On ne change pas les traditions sur ce blog ! Voici donc comme tous les ans, une petite sélection de romans pour vous accompagner durant l’automne. On y retrouve des romans à l’atmosphère gothique, des ambiances victoriennes, mais aussi de la littérature irlandaise, espagnole ou encore écossaise. Ils ont tous fait l’objet d’une chronique sur le blog, si vous voulez vous faire une idée plus précise. Pour plus d’inspiration vous pouvez aussi retrouver les sélections automnales des années précédentes : ici pour 2018, ici pour 2020, ici pour 2021, et ici pour 2022. Et si vous êtes à la recherche de lectures pour Halloween, vous pouvez également retrouver mes recommandations dans cet article !

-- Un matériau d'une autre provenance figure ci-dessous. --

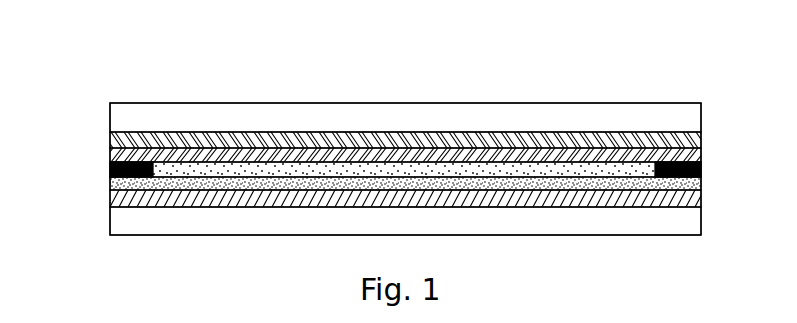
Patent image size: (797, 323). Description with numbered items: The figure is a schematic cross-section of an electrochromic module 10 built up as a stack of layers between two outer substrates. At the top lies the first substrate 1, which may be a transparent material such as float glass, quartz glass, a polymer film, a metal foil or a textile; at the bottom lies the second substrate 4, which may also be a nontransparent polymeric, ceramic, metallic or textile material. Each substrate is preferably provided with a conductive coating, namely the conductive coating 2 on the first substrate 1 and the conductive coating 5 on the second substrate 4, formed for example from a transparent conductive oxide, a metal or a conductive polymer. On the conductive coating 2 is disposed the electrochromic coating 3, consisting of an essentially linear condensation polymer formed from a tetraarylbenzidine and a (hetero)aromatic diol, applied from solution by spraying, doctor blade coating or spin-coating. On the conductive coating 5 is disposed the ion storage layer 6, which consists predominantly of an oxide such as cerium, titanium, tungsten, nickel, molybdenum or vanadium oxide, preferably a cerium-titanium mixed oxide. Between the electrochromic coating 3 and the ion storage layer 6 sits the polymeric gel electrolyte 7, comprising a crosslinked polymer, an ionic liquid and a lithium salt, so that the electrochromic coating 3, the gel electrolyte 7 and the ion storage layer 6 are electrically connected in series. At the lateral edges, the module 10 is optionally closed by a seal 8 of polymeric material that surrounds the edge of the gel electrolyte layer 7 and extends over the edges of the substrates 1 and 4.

The electrochromic module 10 is at (420, 70).
The first substrate 1 is at (110, 118).
The conductive coating 2 is at (110, 138).
The electrochromic coating 3 is at (110, 155).
The second substrate 4 is at (110, 222).
The conductive coating 5 is at (110, 197).
The ion storage layer 6 is at (110, 184).
The polymeric gel electrolyte 7 is at (255, 170).
The seal 8 is at (703, 168).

Notre part de nuit – Mariana Enriquez
Commençons avec ce roman monstrueux, titanesque, semblable à nul autre ! Alternant les voix et les époques, de la pampa argentine à la fiévreuse Buenos Aires en passant par un Londres psychédélique, le roman se situe au parfait point d’équilibre entre beauté et horreur : 700 pages de gothique, de macabre, d’abomination, mais aussi d’amour, d’amitié, d’espoir et de courage. Le plus troublant est l’incursion du fantastique dans la terrible réalité de l’histoire nationale argentine, les crimes de cette famille au service des forces occultes se superposant à ceux d’une dictature régnant par la torture, les meurtres et les enlèvements. Ce mélange entre réalité et fiction, faits historiques et surnaturel, contribue à authentifier la peur, à lui donner une véracité qui coupe le souffle.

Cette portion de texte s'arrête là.